Tim Barry
Timothy Francis Barry has written for the Boston Globe, New Musical Express, Aesthetica Magazine, artcritical and artsfuse.org. His first column was under the editorship of Byron Coley at Take-It Magazine. Summers he operates Tim's Used Books in Provincetown, Mass., which book critic David L. Ulin, called his "favorite bookstore in America." (Los Angeles Times, 8-29-13) He lives in New York.
It starts with a murmur. Morphs, grows, extends, searches, unfolds. Doesn’t become a statement. Then, a scream, shock-corridor, cover your eyes, say it isn’t so. There’s no going back.

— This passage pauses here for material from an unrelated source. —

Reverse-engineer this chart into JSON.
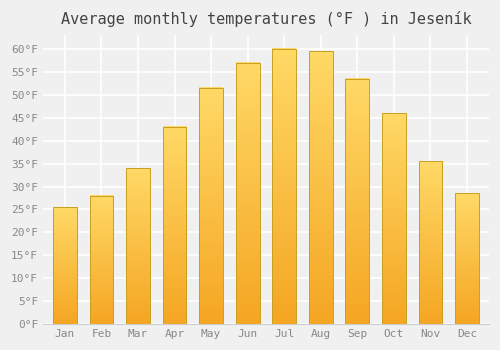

There’s a new art form in town. After the “End of Painting” and its rebirth, the rise and fall of minimalism, the up and down lifecycle of performance and multimedia art, newly coined movements and -isms now whiz by with dizzying speed.
But like that broken-nosed woman on the subway wearing one blue shoe and one black shoe, you can’t shake the image.
A forgotten 19th-century poet, the sad-sack hack writer, James Thomson, struggled against the grave until the age of forty-seven, eking out a living in a presumably squalid East London garret, writing copy for whatever miserable periodical would underwrite his diet of warm gin, fish and finger pies, and no dessert.